Prof. Walter Sons und seine Ensembles für Glasmusik und für Metallmusik beim Abschiedskonzert gefeiert

Projekte mit langem Nachhall

Freude an ungewöhnlichen Klängen: Walter Sons (links) und das Metallmusik-Ensemble im neuen Uni-Konzertsaal. Foto: Malmus

Kassel. Ausrangierte Pflugscharen, allerlei Metallteile vom Schrottplatz, Röhrenglocken, aufgehängte Bleche, Metallscheiben von Kreissägen, ein wie ein Blumenstrauß arrangiertes metallisches Objekt: Was am Samstag beim Abschiedskonzert des Ensembles Metallmusik im neuen Saal des Uni-Instituts für Musik auf der Bühne stand, war nicht nur ein äußerst ungewöhnliches Ins-trumentarium. Es war auch sichtbarer Ausdruck einer Projektidee, die über Jahrzehnte ausgestrahlt hat.
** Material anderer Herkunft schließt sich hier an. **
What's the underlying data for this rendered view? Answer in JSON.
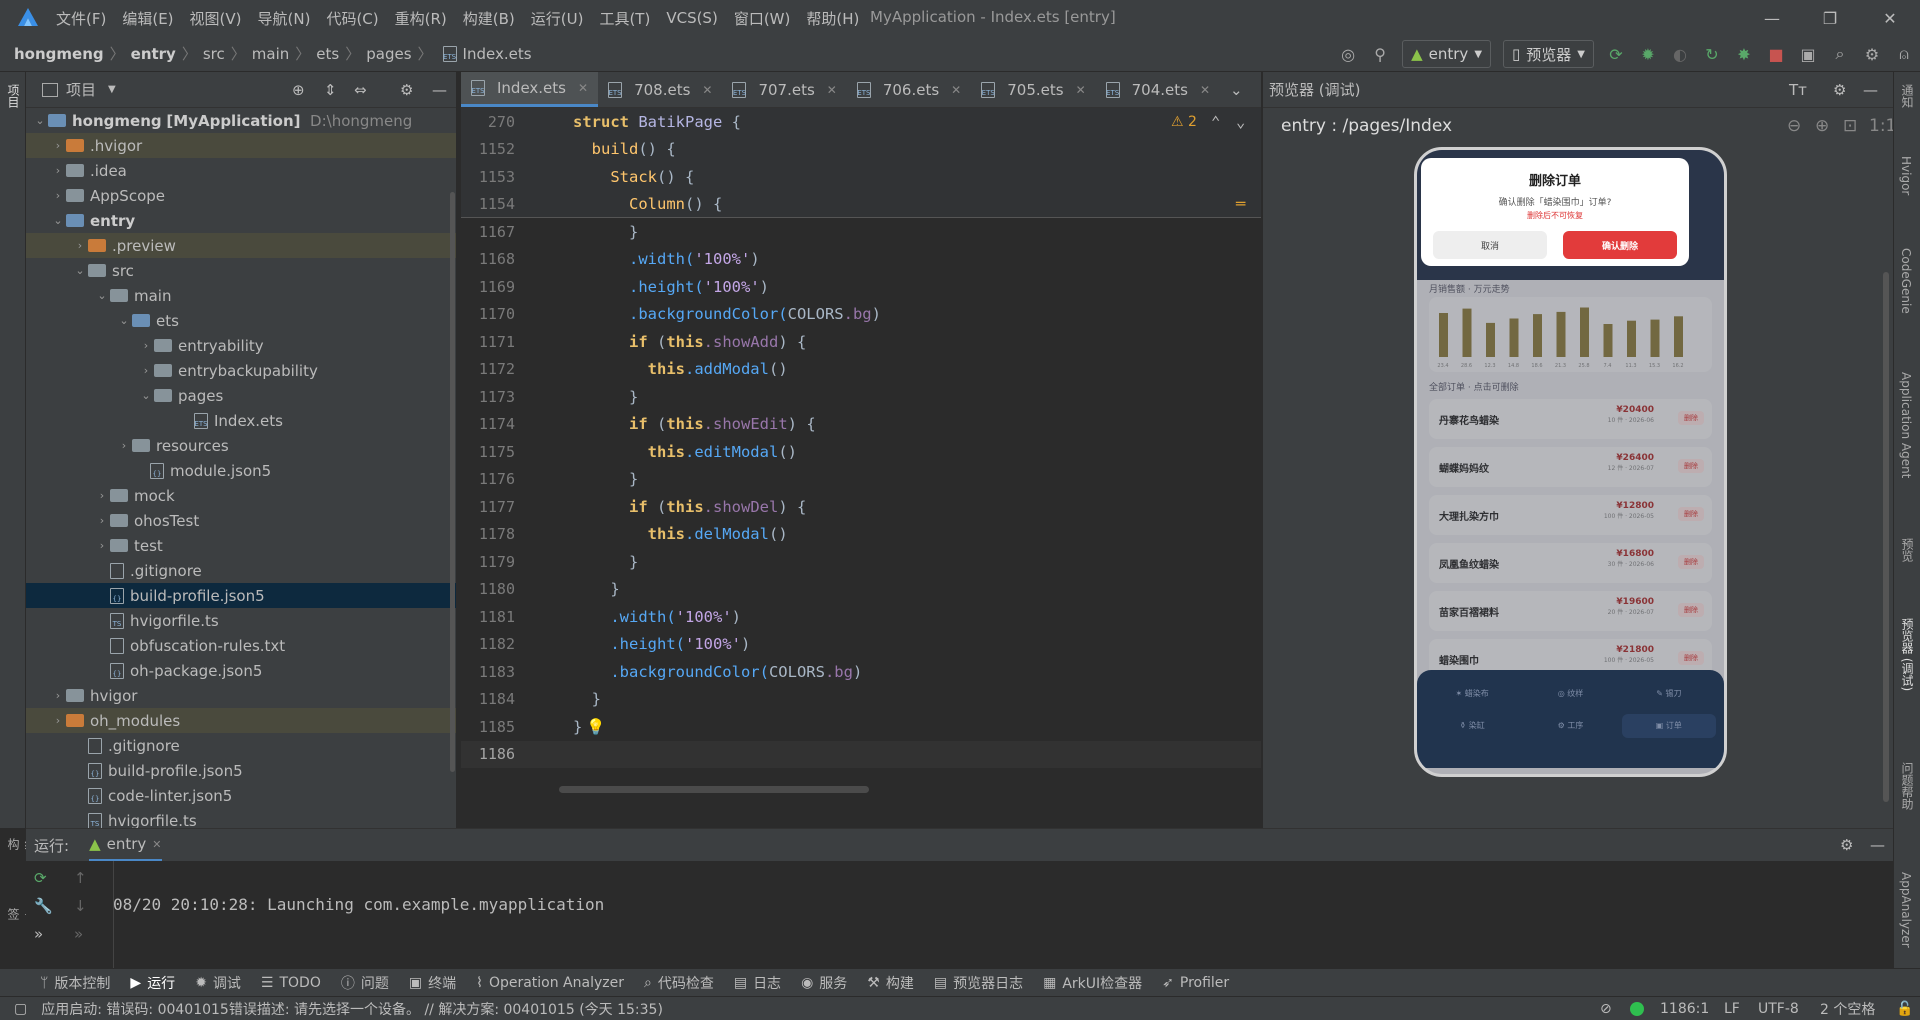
{
  "titlebar": {
    "menus": [
      "文件(F)",
      "编辑(E)",
      "视图(V)",
      "导航(N)",
      "代码(C)",
      "重构(R)",
      "构建(B)",
      "运行(U)",
      "工具(T)",
      "VCS(S)",
      "窗口(W)",
      "帮助(H)"
    ],
    "title": "MyApplication - Index.ets [entry]"
  },
  "breadcrumb": [
    "hongmeng",
    "entry",
    "src",
    "main",
    "ets",
    "pages",
    "Index.ets"
  ],
  "toolbar": {
    "run_config": "entry",
    "device": "预览器"
  },
  "project": {
    "header": "项目",
    "root_name": "hongmeng",
    "root_module": "[MyApplication]",
    "root_path": "D:\\hongmeng",
    "nodes": [
      ".hvigor",
      ".idea",
      "AppScope",
      "entry",
      ".preview",
      "src",
      "main",
      "ets",
      "entryability",
      "entrybackupability",
      "pages",
      "Index.ets",
      "resources",
      "module.json5",
      "mock",
      "ohosTest",
      "test",
      ".gitignore",
      "build-profile.json5",
      "hvigorfile.ts",
      "obfuscation-rules.txt",
      "oh-package.json5",
      "hvigor",
      "oh_modules",
      ".gitignore",
      "build-profile.json5",
      "code-linter.json5",
      "hvigorfile.ts"
    ]
  },
  "tabs": [
    "Index.ets",
    "708.ets",
    "707.ets",
    "706.ets",
    "705.ets",
    "704.ets"
  ],
  "editor": {
    "warnings": "2",
    "line_numbers": [
      "270",
      "1152",
      "1153",
      "1154",
      "1167",
      "1168",
      "1169",
      "1170",
      "1171",
      "1172",
      "1173",
      "1174",
      "1175",
      "1176",
      "1177",
      "1178",
      "1179",
      "1180",
      "1181",
      "1182",
      "1183",
      "1184",
      "1185",
      "1186"
    ],
    "sticky": {
      "l270_a": "struct",
      "l270_b": "BatikPage",
      "l270_c": " {",
      "l1152_a": "build",
      "l1152_b": "() {",
      "l1153_a": "Stack",
      "l1153_b": "() {",
      "l1154_a": "Column",
      "l1154_b": "() {"
    },
    "lines": {
      "l1167": "}",
      "w": ".width(",
      "w100": "'100%'",
      "close": ")",
      "h": ".height(",
      "bg": ".backgroundColor(",
      "colors": "COLORS",
      "dotbg": ".bg",
      "if": "if",
      "this": "this",
      "showAdd": ".showAdd",
      "showEdit": ".showEdit",
      "showDel": ".showDel",
      "addModal": ".addModal",
      "editModal": ".editModal",
      "delModal": ".delModal",
      "paren_open": " (",
      "paren_brace": ") {",
      "call": "()",
      "brace_close": "}",
      "brace_close2": "}"
    }
  },
  "preview": {
    "header": "预览器 (调试)",
    "route": "entry : /pages/Index",
    "dialog": {
      "title": "删除订单",
      "message": "确认删除「蜡染围巾」订单?",
      "warning": "删除后不可恢复",
      "cancel": "取消",
      "confirm": "确认删除"
    },
    "chart": {
      "label": "月销售额 · 万元走势",
      "bars": [
        0.8,
        0.88,
        0.62,
        0.7,
        0.78,
        0.82,
        0.9,
        0.6,
        0.66,
        0.68,
        0.74
      ],
      "bar_labels": [
        "23.4",
        "28.6",
        "12.3",
        "14.8",
        "18.6",
        "21.3",
        "25.8",
        "7.4",
        "11.3",
        "15.3",
        "16.2"
      ]
    },
    "section_label": "全部订单 · 点击可删除",
    "orders": [
      {
        "name": "丹寨花鸟蜡染",
        "price": "¥20400",
        "meta": "10 件 · 2026-06",
        "tag": "删除"
      },
      {
        "name": "蝴蝶妈妈纹",
        "price": "¥26400",
        "meta": "12 件 · 2026-07",
        "tag": "删除"
      },
      {
        "name": "大理扎染方巾",
        "price": "¥12800",
        "meta": "100 件 · 2026-05",
        "tag": "删除"
      },
      {
        "name": "凤凰鱼纹蜡染",
        "price": "¥16800",
        "meta": "30 件 · 2026-06",
        "tag": "删除"
      },
      {
        "name": "苗家百褶裙料",
        "price": "¥19600",
        "meta": "20 件 · 2026-07",
        "tag": "删除"
      },
      {
        "name": "蜡染围巾",
        "price": "¥21800",
        "meta": "100 件 · 2026-05",
        "tag": "删除"
      }
    ],
    "nav": [
      "蜡染布",
      "纹样",
      "锡刀",
      "染缸",
      "工序",
      "订单"
    ]
  },
  "run": {
    "label": "运行:",
    "tab": "entry",
    "log": "08/20 20:10:28: Launching com.example.myapplication"
  },
  "bottom_tools": [
    "版本控制",
    "运行",
    "调试",
    "TODO",
    "问题",
    "终端",
    "Operation Analyzer",
    "代码检查",
    "日志",
    "服务",
    "构建",
    "预览器日志",
    "ArkUI检查器",
    "Profiler"
  ],
  "status": {
    "message": "应用启动: 错误码: 00401015错误描述: 请先选择一个设备。 // 解决方案: 00401015 (今天 15:35)",
    "position": "1186:1",
    "line_sep": "LF",
    "encoding": "UTF-8",
    "indent": "2 个空格"
  },
  "right_tools": [
    "通知",
    "Hvigor",
    "CodeGenie",
    "Application Agent",
    "预览",
    "预览器 (调试)",
    "问题帮助",
    "AppAnalyzer"
  ],
  "left_tools": [
    "项目",
    "结构",
    "书签"
  ]
}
Walter Sons, ehemaliger Kasseler Musikprofessor und gerade 85 geworden, hatte 1987 mit einer Gruppe Studenten das Ensemble gegründet - sein zweites nach dem bereits seit 1980 existierenden Glasmusik-Ensemble. Vor 200 Zuhörern, darunter vielen langjährigen Weggefährten, schlossen Sons und die Mitglieder beider Ensembles jetzt mit einem doppelten Abschlusskonzert einen eindrucksvollen Schlussstrich unter beide Projekte.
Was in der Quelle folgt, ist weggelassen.